Im Herbst 1727, Andreas Gottlieb war 19 und Johann Hartwig Ernst 15 Jahre alt,
bezogen beide Brüder unter Keyßlers Aufsicht die Universität Tübingen. Dieses war,
wie es den Grundsätzen Andreas Gottliebs d.Ä. entsprach, eine kleine und ruhige
Stadt, hatte keinen Hof und bot daher wenig Gelegenheit zu störenden Zerstreuungen.
Hier blieben die Brüder 1 1/2 Jahre und studierten teils an der Universität, teils an dem
mit ihr verbundenen Collegium illustre, einer Akademie, an der junge Fürsten und
Edelleute eine spezielle für späteren Staatsdienst vorbereitende Ausbildung in
Geschichte und Staatswissenschaften erhielten. Der bescheidene gesellige Verkehr,
den die Brüder in Tübingen pflegten, führte sie auch in das Haus des
Oberhofgerichtsrats Freiherrn v. Forstner, wo sie "mit Gnade, Liebe und Freundschaft"
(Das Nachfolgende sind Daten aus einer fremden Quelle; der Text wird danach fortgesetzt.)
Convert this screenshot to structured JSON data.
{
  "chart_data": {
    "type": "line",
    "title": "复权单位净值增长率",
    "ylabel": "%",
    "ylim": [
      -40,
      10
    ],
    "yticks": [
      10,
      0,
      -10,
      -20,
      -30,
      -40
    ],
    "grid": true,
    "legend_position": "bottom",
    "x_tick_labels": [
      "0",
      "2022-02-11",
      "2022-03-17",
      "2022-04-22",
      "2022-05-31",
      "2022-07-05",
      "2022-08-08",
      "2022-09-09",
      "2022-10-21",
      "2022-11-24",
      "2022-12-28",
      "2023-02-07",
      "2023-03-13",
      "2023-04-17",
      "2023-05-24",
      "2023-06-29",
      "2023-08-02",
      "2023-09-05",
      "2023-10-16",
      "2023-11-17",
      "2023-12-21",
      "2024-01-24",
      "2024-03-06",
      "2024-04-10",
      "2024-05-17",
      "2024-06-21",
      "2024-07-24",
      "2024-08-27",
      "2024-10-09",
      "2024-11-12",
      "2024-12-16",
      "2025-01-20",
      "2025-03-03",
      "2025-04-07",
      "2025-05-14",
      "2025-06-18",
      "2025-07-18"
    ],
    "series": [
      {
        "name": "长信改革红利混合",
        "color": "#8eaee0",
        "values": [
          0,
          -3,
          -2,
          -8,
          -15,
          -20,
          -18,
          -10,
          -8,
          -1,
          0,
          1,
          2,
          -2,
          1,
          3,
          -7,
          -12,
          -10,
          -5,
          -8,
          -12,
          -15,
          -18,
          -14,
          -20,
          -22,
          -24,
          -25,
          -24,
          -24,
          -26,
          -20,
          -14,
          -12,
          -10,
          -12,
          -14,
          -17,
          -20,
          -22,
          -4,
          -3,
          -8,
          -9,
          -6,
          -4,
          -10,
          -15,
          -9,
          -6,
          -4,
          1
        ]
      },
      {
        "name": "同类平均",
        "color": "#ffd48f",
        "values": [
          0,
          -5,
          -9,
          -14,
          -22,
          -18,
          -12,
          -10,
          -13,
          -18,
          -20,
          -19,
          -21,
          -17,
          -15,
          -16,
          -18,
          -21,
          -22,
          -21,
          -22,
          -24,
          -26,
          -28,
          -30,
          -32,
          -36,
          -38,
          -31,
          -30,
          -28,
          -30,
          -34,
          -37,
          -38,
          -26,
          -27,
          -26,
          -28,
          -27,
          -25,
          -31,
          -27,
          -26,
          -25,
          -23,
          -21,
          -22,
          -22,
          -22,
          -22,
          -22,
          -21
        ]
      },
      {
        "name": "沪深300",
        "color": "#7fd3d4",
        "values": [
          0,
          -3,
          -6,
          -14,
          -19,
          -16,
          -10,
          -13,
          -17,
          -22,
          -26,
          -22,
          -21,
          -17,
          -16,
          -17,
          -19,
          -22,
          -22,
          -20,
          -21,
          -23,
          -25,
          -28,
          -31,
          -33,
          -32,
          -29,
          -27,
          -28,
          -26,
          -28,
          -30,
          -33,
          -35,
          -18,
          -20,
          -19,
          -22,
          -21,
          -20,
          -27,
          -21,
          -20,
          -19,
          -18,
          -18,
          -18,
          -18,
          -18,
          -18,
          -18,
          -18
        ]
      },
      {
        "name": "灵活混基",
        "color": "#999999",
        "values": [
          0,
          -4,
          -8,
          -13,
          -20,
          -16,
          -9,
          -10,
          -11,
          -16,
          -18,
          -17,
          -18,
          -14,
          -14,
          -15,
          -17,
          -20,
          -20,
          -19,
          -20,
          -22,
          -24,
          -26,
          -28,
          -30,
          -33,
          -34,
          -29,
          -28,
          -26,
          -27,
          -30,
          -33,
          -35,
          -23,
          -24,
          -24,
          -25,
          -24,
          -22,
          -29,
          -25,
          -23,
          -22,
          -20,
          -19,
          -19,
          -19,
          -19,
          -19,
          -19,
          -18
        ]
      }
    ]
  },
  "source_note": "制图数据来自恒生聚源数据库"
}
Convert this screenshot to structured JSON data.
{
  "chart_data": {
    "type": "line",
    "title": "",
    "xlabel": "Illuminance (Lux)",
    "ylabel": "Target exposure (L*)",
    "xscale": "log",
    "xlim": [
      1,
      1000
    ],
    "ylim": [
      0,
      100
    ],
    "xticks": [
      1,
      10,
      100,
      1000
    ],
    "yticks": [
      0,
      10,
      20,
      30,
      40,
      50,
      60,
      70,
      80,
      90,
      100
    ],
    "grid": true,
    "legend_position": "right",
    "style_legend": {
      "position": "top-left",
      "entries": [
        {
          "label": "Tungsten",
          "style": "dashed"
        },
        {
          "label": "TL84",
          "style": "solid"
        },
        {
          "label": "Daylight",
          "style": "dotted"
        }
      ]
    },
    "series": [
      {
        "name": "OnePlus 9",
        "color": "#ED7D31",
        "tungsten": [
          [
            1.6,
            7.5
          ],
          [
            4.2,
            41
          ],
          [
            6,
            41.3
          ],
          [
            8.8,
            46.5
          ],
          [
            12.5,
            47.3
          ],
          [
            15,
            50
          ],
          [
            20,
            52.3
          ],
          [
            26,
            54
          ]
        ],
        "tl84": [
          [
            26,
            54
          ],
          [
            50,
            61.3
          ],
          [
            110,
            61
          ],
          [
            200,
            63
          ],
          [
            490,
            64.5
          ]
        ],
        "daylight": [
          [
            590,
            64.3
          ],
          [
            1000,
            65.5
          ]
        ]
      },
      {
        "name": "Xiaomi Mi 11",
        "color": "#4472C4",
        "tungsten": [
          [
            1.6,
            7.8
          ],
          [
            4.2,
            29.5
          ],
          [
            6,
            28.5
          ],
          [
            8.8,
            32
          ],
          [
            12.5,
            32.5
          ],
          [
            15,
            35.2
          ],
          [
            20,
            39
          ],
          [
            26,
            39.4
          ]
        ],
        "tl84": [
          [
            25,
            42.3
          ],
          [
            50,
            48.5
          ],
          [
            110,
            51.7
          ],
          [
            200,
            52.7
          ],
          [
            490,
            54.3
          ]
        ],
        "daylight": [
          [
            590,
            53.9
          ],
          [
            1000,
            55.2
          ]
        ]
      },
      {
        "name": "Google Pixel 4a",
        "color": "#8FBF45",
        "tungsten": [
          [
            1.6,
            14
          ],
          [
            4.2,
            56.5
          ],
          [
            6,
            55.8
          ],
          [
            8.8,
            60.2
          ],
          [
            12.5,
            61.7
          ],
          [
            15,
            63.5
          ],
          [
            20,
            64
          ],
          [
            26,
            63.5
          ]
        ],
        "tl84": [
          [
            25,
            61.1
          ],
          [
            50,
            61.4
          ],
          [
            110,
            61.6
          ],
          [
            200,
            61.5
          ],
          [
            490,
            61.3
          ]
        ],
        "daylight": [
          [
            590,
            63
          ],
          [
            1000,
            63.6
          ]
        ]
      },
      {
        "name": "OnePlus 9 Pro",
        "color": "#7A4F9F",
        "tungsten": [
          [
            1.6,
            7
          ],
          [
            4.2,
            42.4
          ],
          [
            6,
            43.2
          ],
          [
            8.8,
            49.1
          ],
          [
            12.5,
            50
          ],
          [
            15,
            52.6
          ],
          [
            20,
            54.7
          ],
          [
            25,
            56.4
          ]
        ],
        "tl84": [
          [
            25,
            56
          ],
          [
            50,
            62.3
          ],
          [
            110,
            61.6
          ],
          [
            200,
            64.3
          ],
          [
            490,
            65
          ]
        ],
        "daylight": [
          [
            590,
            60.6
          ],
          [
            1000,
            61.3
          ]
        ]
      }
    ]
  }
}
aufgenommen wurden und mit dessen Familie sie eine enge Freundschaft schlossen.
Forstner war Oberhofmeister am Collegium illustre und wurde später
württembergischer Geheimer Rat und Premierminister. Hier lernten die Brüder auch
Frau v. Forstners Schwester, Dorothea Wilhelmine v. Weitersheim (Bild 2), (Bild 3) ,
kennen, die wenige Jahre später Andreas Gottliebs Frau wurde.